Reduce da due triplette (400-800-1500) consecutive, Simona Quadarella è attesa come una delle grandi protagoniste delle finali serali allo Stadio del Nuoto, nella sua Roma. Sembra molto probabile che la nostra mezzofondista possa avvicinare il record di nove ori che appartiene a Magnini e Brembilla che, va detto, a differenza di Simona usufruivano anche dei podi ottenuti con le staffette.

Un po’ più lunga la strada per Gregorio Paltrinieri, che si trova a quota 5 ori ma che può contare solo su due prove per edizione, 800 e 1500 stile.

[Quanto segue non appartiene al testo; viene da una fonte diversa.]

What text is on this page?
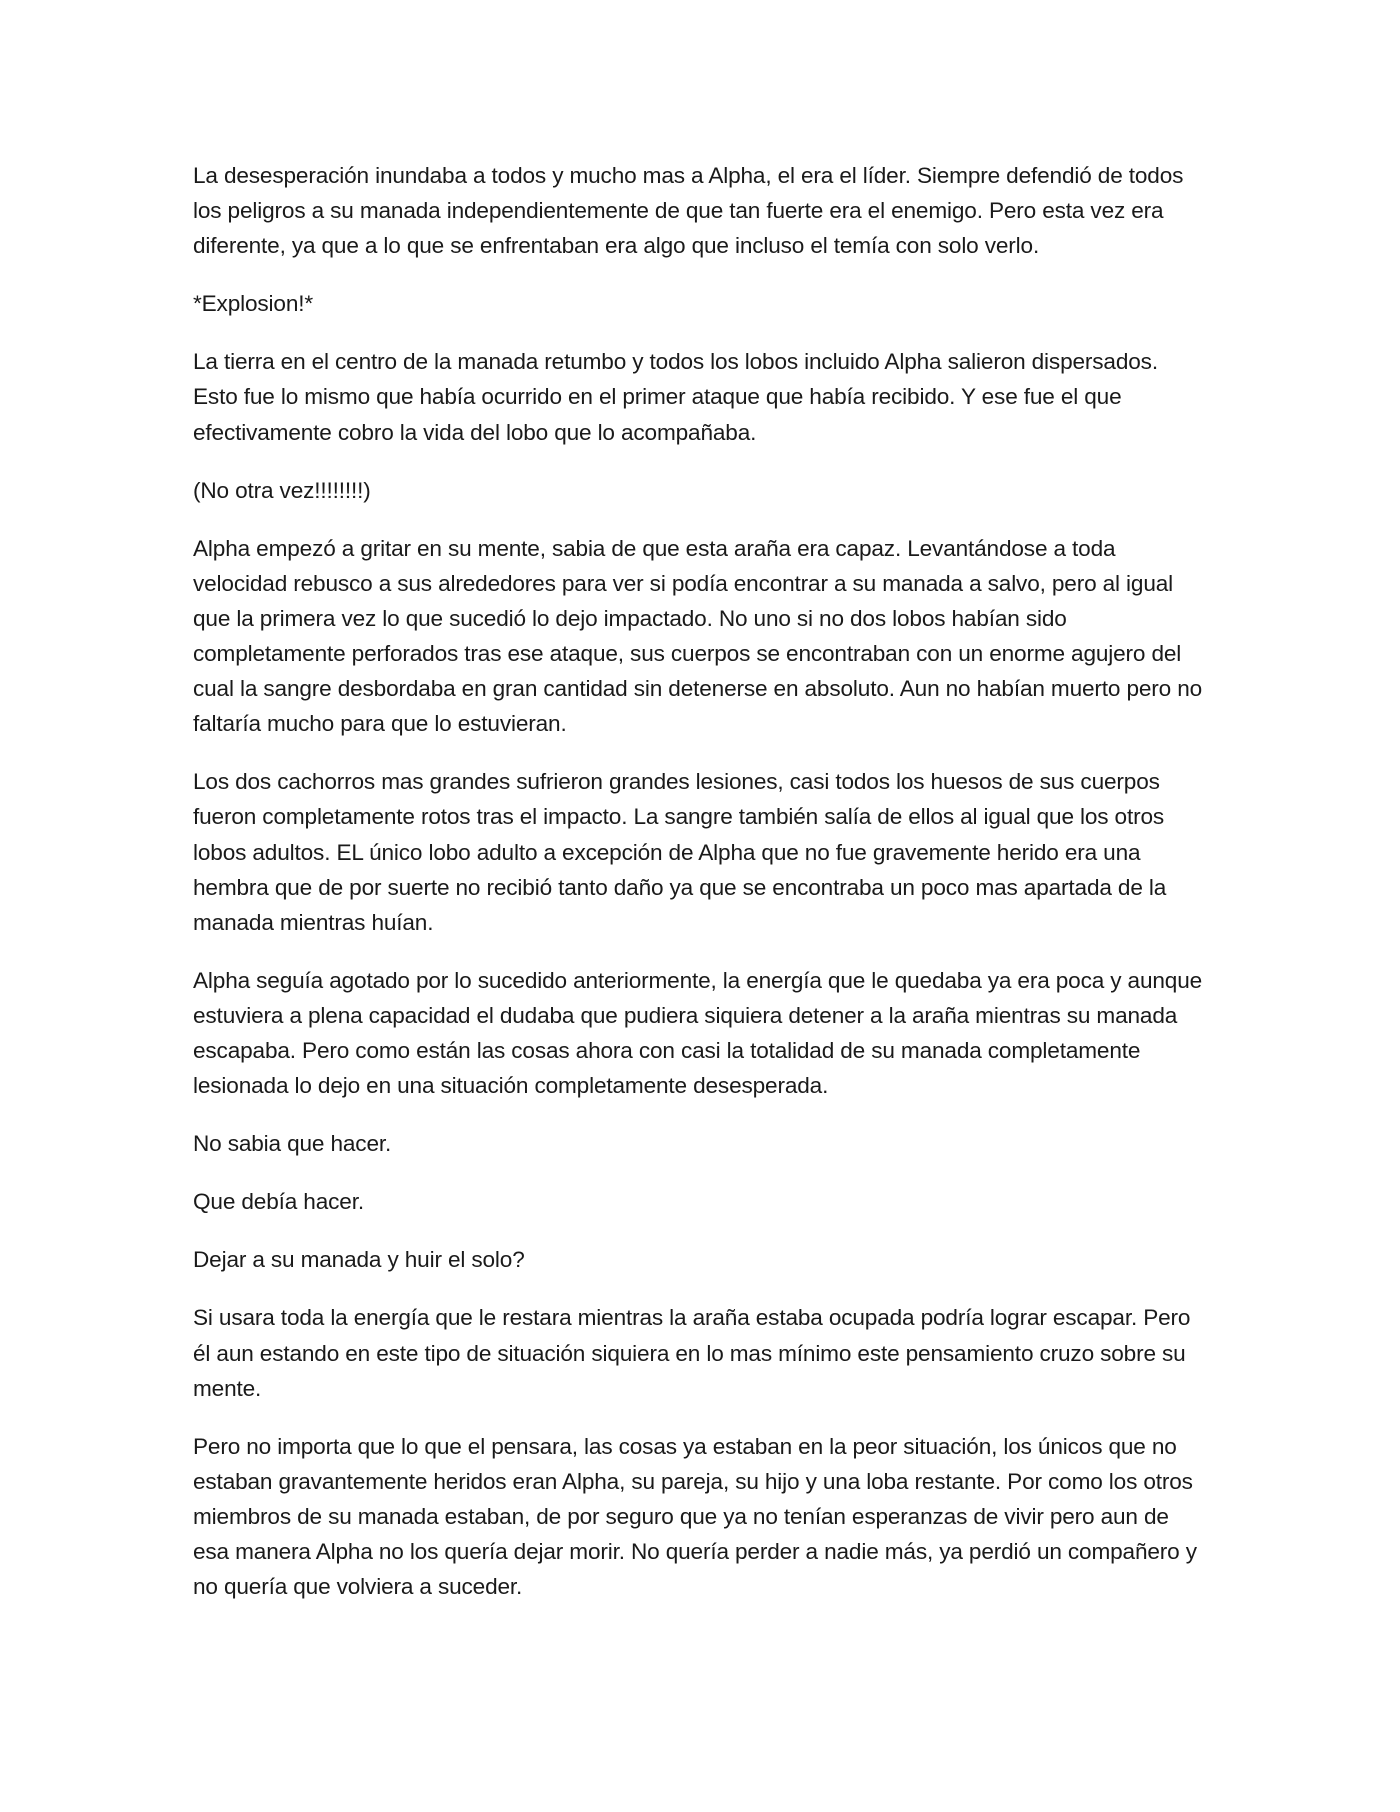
La desesperación inundaba a todos y mucho mas a Alpha, el era el líder. Siempre defendió de todos los peligros a su manada independientemente de que tan fuerte era el enemigo. Pero esta vez era diferente, ya que a lo que se enfrentaban era algo que incluso el temía con solo verlo.

*Explosion!*

La tierra en el centro de la manada retumbo y todos los lobos incluido Alpha salieron dispersados. Esto fue lo mismo que había ocurrido en el primer ataque que había recibido. Y ese fue el que efectivamente cobro la vida del lobo que lo acompañaba.

(No otra vez!!!!!!!!)

Alpha empezó a gritar en su mente, sabia de que esta araña era capaz. Levantándose a toda velocidad rebusco a sus alrededores para ver si podía encontrar a su manada a salvo, pero al igual que la primera vez lo que sucedió lo dejo impactado. No uno si no dos lobos habían sido completamente perforados tras ese ataque, sus cuerpos se encontraban con un enorme agujero del cual la sangre desbordaba en gran cantidad sin detenerse en absoluto. Aun no habían muerto pero no faltaría mucho para que lo estuvieran.

Los dos cachorros mas grandes sufrieron grandes lesiones, casi todos los huesos de sus cuerpos fueron completamente rotos tras el impacto. La sangre también salía de ellos al igual que los otros lobos adultos. EL único lobo adulto a excepción de Alpha que no fue gravemente herido era una hembra que de por suerte no recibió tanto daño ya que se encontraba un poco mas apartada de la manada mientras huían.

Alpha seguía agotado por lo sucedido anteriormente, la energía que le quedaba ya era poca y aunque estuviera a plena capacidad el dudaba que pudiera siquiera detener a la araña mientras su manada escapaba. Pero como están las cosas ahora con casi la totalidad de su manada completamente lesionada lo dejo en una situación completamente desesperada.

No sabia que hacer.

Que debía hacer.

Dejar a su manada y huir el solo?

Si usara toda la energía que le restara mientras la araña estaba ocupada podría lograr escapar. Pero él aun estando en este tipo de situación siquiera en lo mas mínimo este pensamiento cruzo sobre su mente.

Pero no importa que lo que el pensara, las cosas ya estaban en la peor situación, los únicos que no estaban gravantemente heridos eran Alpha, su pareja, su hijo y una loba restante. Por como los otros miembros de su manada estaban, de por seguro que ya no tenían esperanzas de vivir pero aun de esa manera Alpha no los quería dejar morir. No quería perder a nadie más, ya perdió un compañero y no quería que volviera a suceder.
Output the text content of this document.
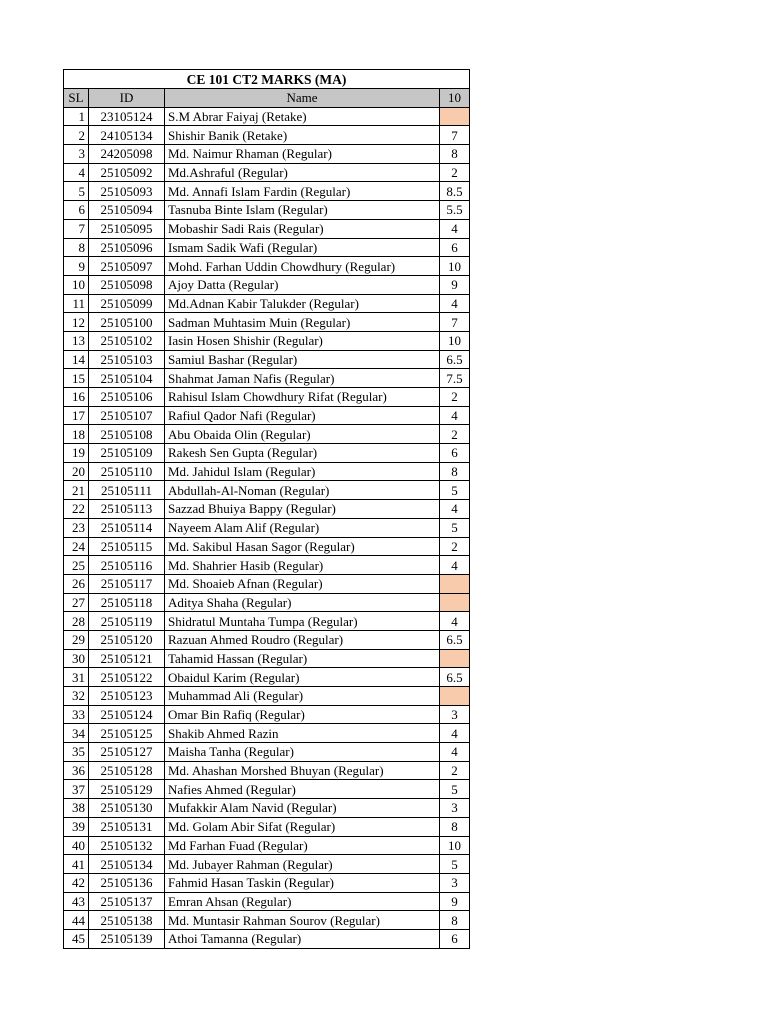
CE 101 CT2 MARKS (MA)			
SL	ID	Name	10
1	23105124	S.M Abrar Faiyaj (Retake)	
2	24105134	Shishir Banik (Retake)	7
3	24205098	Md. Naimur Rhaman (Regular)	8
4	25105092	Md.Ashraful (Regular)	2
5	25105093	Md. Annafi Islam Fardin (Regular)	8.5
6	25105094	Tasnuba Binte Islam (Regular)	5.5
7	25105095	Mobashir Sadi Rais (Regular)	4
8	25105096	Ismam Sadik Wafi (Regular)	6
9	25105097	Mohd. Farhan Uddin Chowdhury (Regular)	10
10	25105098	Ajoy Datta (Regular)	9
11	25105099	Md.Adnan Kabir Talukder (Regular)	4
12	25105100	Sadman Muhtasim Muin (Regular)	7
13	25105102	Iasin Hosen Shishir (Regular)	10
14	25105103	Samiul Bashar (Regular)	6.5
15	25105104	Shahmat Jaman Nafis (Regular)	7.5
16	25105106	Rahisul Islam Chowdhury Rifat (Regular)	2
17	25105107	Rafiul Qador Nafi (Regular)	4
18	25105108	Abu Obaida Olin (Regular)	2
19	25105109	Rakesh Sen Gupta (Regular)	6
20	25105110	Md. Jahidul Islam (Regular)	8
21	25105111	Abdullah-Al-Noman (Regular)	5
22	25105113	Sazzad Bhuiya Bappy (Regular)	4
23	25105114	Nayeem Alam Alif (Regular)	5
24	25105115	Md. Sakibul Hasan Sagor (Regular)	2
25	25105116	Md. Shahrier Hasib (Regular)	4
26	25105117	Md. Shoaieb Afnan (Regular)	
27	25105118	Aditya Shaha (Regular)	
28	25105119	Shidratul Muntaha Tumpa (Regular)	4
29	25105120	Razuan Ahmed Roudro (Regular)	6.5
30	25105121	Tahamid Hassan (Regular)	
31	25105122	Obaidul Karim (Regular)	6.5
32	25105123	Muhammad Ali (Regular)	
33	25105124	Omar Bin Rafiq (Regular)	3
34	25105125	Shakib Ahmed Razin	4
35	25105127	Maisha Tanha (Regular)	4
36	25105128	Md. Ahashan Morshed Bhuyan (Regular)	2
37	25105129	Nafies Ahmed (Regular)	5
38	25105130	Mufakkir Alam Navid (Regular)	3
39	25105131	Md. Golam Abir Sifat (Regular)	8
40	25105132	Md Farhan Fuad (Regular)	10
41	25105134	Md. Jubayer Rahman (Regular)	5
42	25105136	Fahmid Hasan Taskin (Regular)	3
43	25105137	Emran Ahsan (Regular)	9
44	25105138	Md. Muntasir Rahman Sourov (Regular)	8
45	25105139	Athoi Tamanna (Regular)	6
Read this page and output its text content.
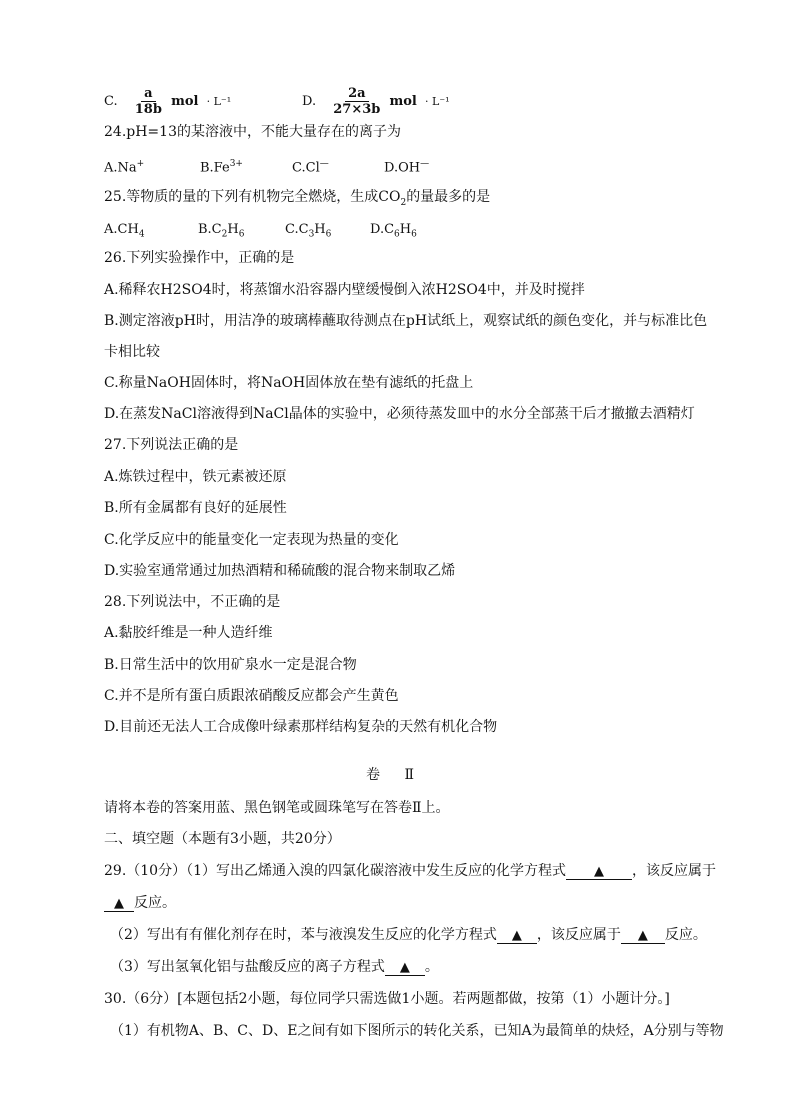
C. $\frac{a}{18b}$ mol · L⁻¹	D. $\frac{2a}{27\times 3b}$ mol · L⁻¹
24.pH=13的某溶液中，不能大量存在的离子为
A.Na+	$B.Fe^{3+}$	C.Cl—	D.OH—
25.等物质的量的下列有机物完全燃烧，生成$CO_2$的量最多的是
$A.CH_4$	$B.C_2H_6$	$C.C_3H_6$	$D.C_6H_6$
26.下列实验操作中，正确的是
A.稀释农H2SO4时，将蒸馏水沿容器内壁缓慢倒入浓H2SO4中，并及时搅拌
B.测定溶液pH时，用洁净的玻璃棒蘸取待测点在pH试纸上，观察试纸的颜色变化，并与标准比色
卡相比较
C.称量NaOH固体时，将NaOH固体放在垫有滤纸的托盘上
D.在蒸发NaCl溶液得到NaCl晶体的实验中，必须待蒸发皿中的水分全部蒸干后才撤撤去酒精灯
27.下列说法正确的是
A.炼铁过程中，铁元素被还原
B.所有金属都有良好的延展性
C.化学反应中的能量变化一定表现为热量的变化
D.实验室通常通过加热酒精和稀硫酸的混合物来制取乙烯
28.下列说法中，不正确的是
A.黏胶纤维是一种人造纤维
B.日常生活中的饮用矿泉水一定是混合物
C.并不是所有蛋白质跟浓硝酸反应都会产生黄色
D.目前还无法人工合成像叶绿素那样结构复杂的天然有机化合物
卷 Ⅱ
请将本卷的答案用蓝、黑色钢笔或圆珠笔写在答卷Ⅱ上。
二、填空题（本题有3小题，共20分）
29.（10分）（1）写出乙烯通入溴的四氯化碳溶液中发生反应的化学方程式 ▲ ，该反应属于
▲ 反应。
（2）写出有有催化剂存在时，苯与液溴发生反应的化学方程式 ▲ ，该反应属于 ▲ 反应。
（3）写出氢氧化铝与盐酸反应的离子方程式 ▲ 。
30.（6分）[本题包括2小题，每位同学只需选做1小题。若两题都做，按第（1）小题计分。]
（1）有机物A、B、C、D、E之间有如下图所示的转化关系，已知A为最简单的炔烃，A分别与等物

Se la Iron Lady sarà presente a Roma, potrebbe raggiungere l’incredibile risultato di sei vittorie consecutive nei 400 misti, gara che all’Europeo vince ininterrottamente dal 2012.

Un bel punto di domanda, invece, c’è su chi sarà pronto a raccogliere l’eredità di Adam Peaty. Lo abbiamo visto in gara ai Giochi del Commonwealth – in difficoltà nel 100 e vittorioso nei 50 – al termine dei quali ha condiviso sui social la necessità di riposare e tornare in forma per la prossima stagione.
Saprà il nostro Nicolò Martinenghi confermarsi ai vertici dopo i Mondiali ungheresi?

Due piccole strisce (2018+2021) sono aperte anche per l’Italia: Simona Quadarella, che ha due triplette d’oro consecutive nel mezzofondo (400-800-1500) e Margherita Panziera, che ha vinto gli ultimi due Europei nei 200 dorso.

Non c’è nulla di più difficile che riconfermarsi quando il tempo passa, e lo dimostra il fatto che nessuno ha mai vinto la stessa gara per sei volte di fila agli Europei.

Anche un portento della longevità come László Cseh si è fermato a cinque, sia nei 400 che nei 200 misti, mentre il poker di vittorie consecutive è riuscito altre nove volte, una delle quali a Federica Pellegrini, ovviamente nei suoi 200 stile.